19 Wegsluipen in de spelonken en in de holen der aarde, Uit angst voor Jahweh en de glans van zijn luister, Als Hij opstaat, om de aarde met ontzetting te slaan.
Og man skal gå ind i Klippehuler og Jordhuller for HERRENs Rædsel, hans Højheds Herlighed når han står op for at forfærde Jorden.
20 En op die dag gooien de mensen Hun zilveren goden weg met hun goden van goud, Die ze maakten om ze te aanbidden: Weg, voor de ratten en muizen.
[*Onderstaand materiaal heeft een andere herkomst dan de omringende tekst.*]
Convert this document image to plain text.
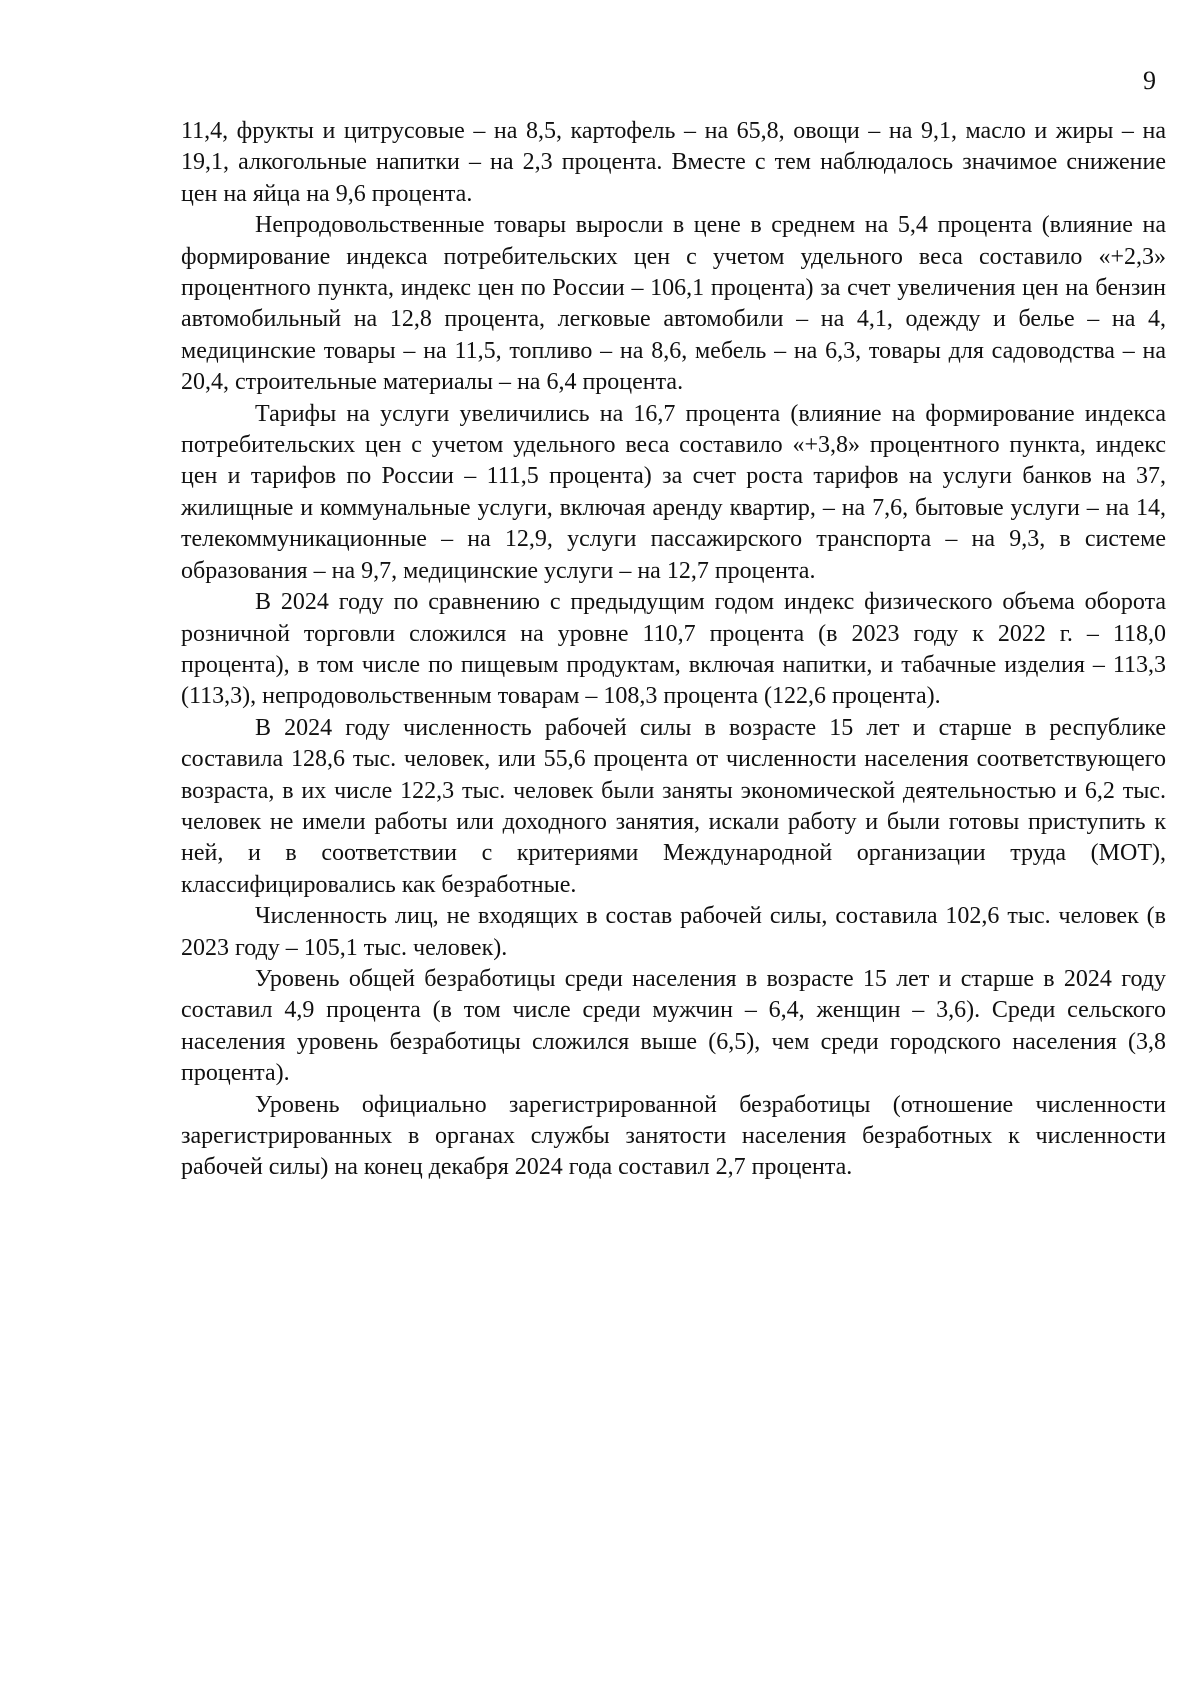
9

11,4, фрукты и цитрусовые – на 8,5, картофель – на 65,8, овощи – на 9,1, масло и жиры – на 19,1, алкогольные напитки – на 2,3 процента. Вместе с тем наблюдалось значимое снижение цен на яйца на 9,6 процента.

Непродовольственные товары выросли в цене в среднем на 5,4 процента (влияние на формирование индекса потребительских цен с учетом удельного веса составило «+2,3» процентного пункта, индекс цен по России – 106,1 процента) за счет увеличения цен на бензин автомобильный на 12,8 процента, легковые автомобили – на 4,1, одежду и белье – на 4, медицинские товары – на 11,5, топливо – на 8,6, мебель – на 6,3, товары для садоводства – на 20,4, строительные материалы – на 6,4 процента.

Тарифы на услуги увеличились на 16,7 процента (влияние на формирование индекса потребительских цен с учетом удельного веса составило «+3,8» процентного пункта, индекс цен и тарифов по России – 111,5 процента) за счет роста тарифов на услуги банков на 37, жилищные и коммунальные услуги, включая аренду квартир, – на 7,6, бытовые услуги – на 14, телекоммуникационные – на 12,9, услуги пассажирского транспорта – на 9,3, в системе образования – на 9,7, медицинские услуги – на 12,7 процента.

В 2024 году по сравнению с предыдущим годом индекс физического объема оборота розничной торговли сложился на уровне 110,7 процента (в 2023 году к 2022 г. – 118,0 процента), в том числе по пищевым продуктам, включая напитки, и табачные изделия – 113,3 (113,3), непродовольственным товарам – 108,3 процента (122,6 процента).

В 2024 году численность рабочей силы в возрасте 15 лет и старше в республике составила 128,6 тыс. человек, или 55,6 процента от численности населения соответствующего возраста, в их числе 122,3 тыс. человек были заняты экономической деятельностью и 6,2 тыс. человек не имели работы или доходного занятия, искали работу и были готовы приступить к ней, и в соответствии с критериями Международной организации труда (МОТ), классифицировались как безработные.

Численность лиц, не входящих в состав рабочей силы, составила 102,6 тыс. человек (в 2023 году – 105,1 тыс. человек).

Уровень общей безработицы среди населения в возрасте 15 лет и старше в 2024 году составил 4,9 процента (в том числе среди мужчин – 6,4, женщин – 3,6). Среди сельского населения уровень безработицы сложился выше (6,5), чем среди городского населения (3,8 процента).

Уровень официально зарегистрированной безработицы (отношение численности зарегистрированных в органах службы занятости населения безработных к численности рабочей силы) на конец декабря 2024 года составил 2,7 процента.
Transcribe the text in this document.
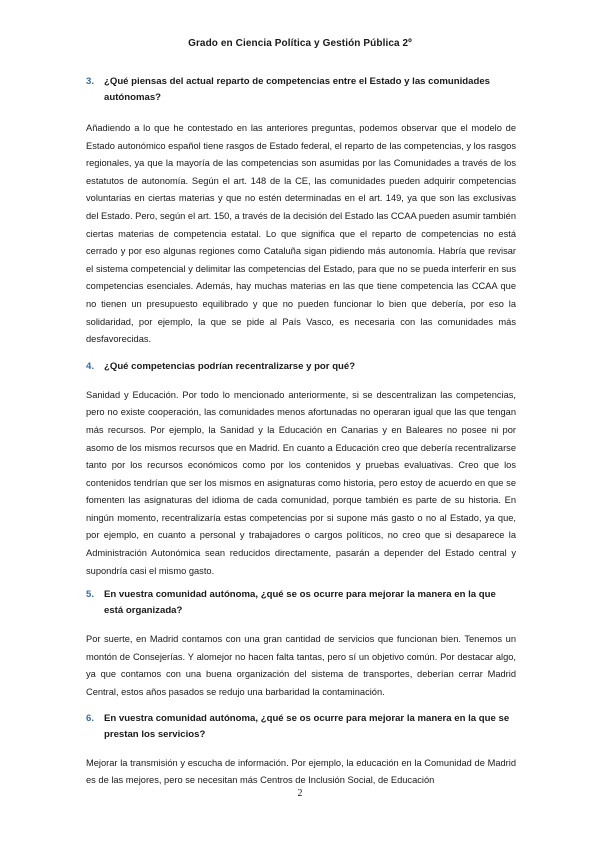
Grado en Ciencia Política y Gestión Pública 2º
3.	¿Qué piensas del actual reparto de competencias entre el Estado y las comunidades autónomas?

Añadiendo a lo que he contestado en las anteriores preguntas, podemos observar que el modelo de Estado autonómico español tiene rasgos de Estado federal, el reparto de las competencias, y los rasgos regionales, ya que la mayoría de las competencias son asumidas por las Comunidades a través de los estatutos de autonomía. Según el art. 148 de la CE, las comunidades pueden adquirir competencias voluntarias en ciertas materias y que no estén determinadas en el art. 149, ya que son las exclusivas del Estado. Pero, según el art. 150, a través de la decisión del Estado las CCAA pueden asumir también ciertas materias de competencia estatal. Lo que significa que el reparto de competencias no está cerrado y por eso algunas regiones como Cataluña sigan pidiendo más autonomía. Habría que revisar el sistema competencial y delimitar las competencias del Estado, para que no se pueda interferir en sus competencias esenciales. Además, hay muchas materias en las que tiene competencia las CCAA que no tienen un presupuesto equilibrado y que no pueden funcionar lo bien que debería, por eso la solidaridad, por ejemplo, la que se pide al País Vasco, es necesaria con las comunidades más desfavorecidas.

4.	¿Qué competencias podrían recentralizarse y por qué?

Sanidad y Educación. Por todo lo mencionado anteriormente, si se descentralizan las competencias, pero no existe cooperación, las comunidades menos afortunadas no operaran igual que las que tengan más recursos. Por ejemplo, la Sanidad y la Educación en Canarias y en Baleares no posee ni por asomo de los mismos recursos que en Madrid. En cuanto a Educación creo que debería recentralizarse tanto por los recursos económicos como por los contenidos y pruebas evaluativas. Creo que los contenidos tendrían que ser los mismos en asignaturas como historia, pero estoy de acuerdo en que se fomenten las asignaturas del idioma de cada comunidad, porque también es parte de su historia. En ningún momento, recentralizaría estas competencias por si supone más gasto o no al Estado, ya que, por ejemplo, en cuanto a personal y trabajadores o cargos políticos, no creo que si desaparece la Administración Autonómica sean reducidos directamente, pasarán a depender del Estado central y supondría casi el mismo gasto.

5.	En vuestra comunidad autónoma, ¿qué se os ocurre para mejorar la manera en la que está organizada?

Por suerte, en Madrid contamos con una gran cantidad de servicios que funcionan bien. Tenemos un montón de Consejerías. Y alomejor no hacen falta tantas, pero sí un objetivo común. Por destacar algo, ya que contamos con una buena organización del sistema de transportes, deberían cerrar Madrid Central, estos años pasados se redujo una barbaridad la contaminación.

6.	En vuestra comunidad autónoma, ¿qué se os ocurre para mejorar la manera en la que se prestan los servicios?

Mejorar la transmisión y escucha de información. Por ejemplo, la educación en la Comunidad de Madrid es de las mejores, pero se necesitan más Centros de Inclusión Social, de Educación

2
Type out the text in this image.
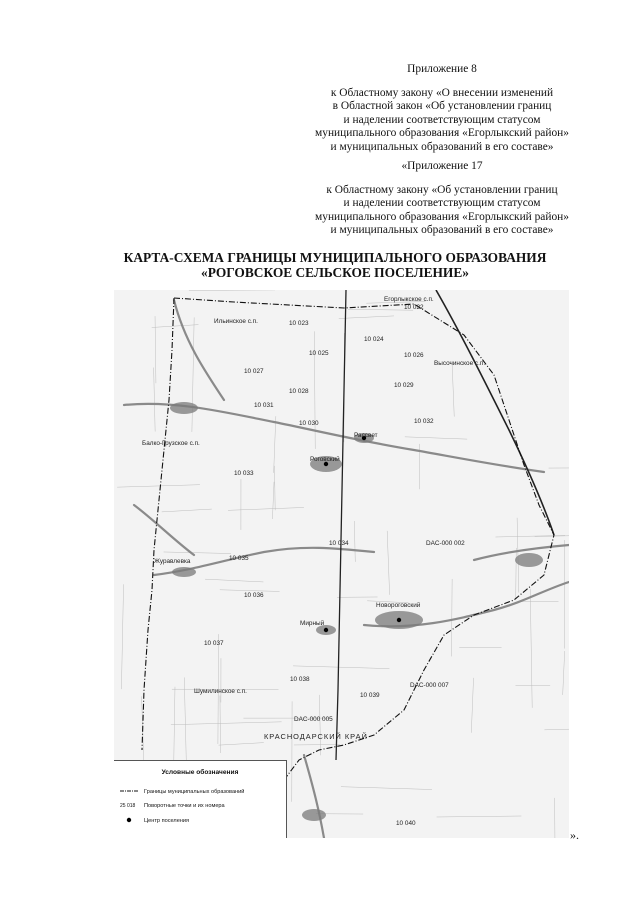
Приложение 8
к Областному закону «О внесении изменений
в Областной закон «Об установлении границ
и наделении соответствующим статусом
муниципального образования «Егорлыкский район»
и муниципальных образований в его составе»
«Приложение 17
к Областному закону «Об установлении границ
и наделении соответствующим статусом
муниципального образования «Егорлыкский район»
и муниципальных образований в его составе»
КАРТА-СХЕМА ГРАНИЦЫ МУНИЦИПАЛЬНОГО ОБРАЗОВАНИЯ
«РОГОВСКОЕ СЕЛЬСКОЕ ПОСЕЛЕНИЕ»
Егорлыкское с.п.
Ильинское с.п.
Высочинское с.п.
Балко-Грузское с.п.
Роговский
Рассвет
Новороговский
Мирный
Шумилинское с.п.
Журавлевка
КРАСНОДАРСКИЙ КРАЙ
10 022
10 023
10 024
10 025	10 026
10 027
10 028
10 029
10 030
10 031
10 032
10 033
10 034
10 035
10 036
10 037
10 038
10 039
10 040
DAC-000 002
DAC-000 007
DAC-000 005
Условные обозначения
Границы муниципальных образований
25 018 Поворотные точки и их номера
Центр поселения
».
På hin Dag skal Mennesket slænge sine Guder af Sølv og Guld, som han lavede sig for at tilbede dem, hen til Muldvarpe og Flagermus
21 Als ge dan wegsluipt in de spelonken En in de spleten der klippen, Uit angst voor Jahweh en de glans van zijn luister, Als Hij opstaat, om de aarde met ontzetting te slaan:
for at gå ind i Klipperevner og Fjeldkløfter for HERRENs Rædsel, hans Højheds Herlighed, når han står op for at forfærde Jorden.
22 Dan moet ge wel ophouden, Op mensen te steunen, Die enkel in hun neus wat adem hebben; Wat zouden ze dan voor waarde bezitten?
Slå ikke mer eders Lid til Mennesker, i hvis Næse der kun er flygtig Ånde, thi hvad er de at regne for?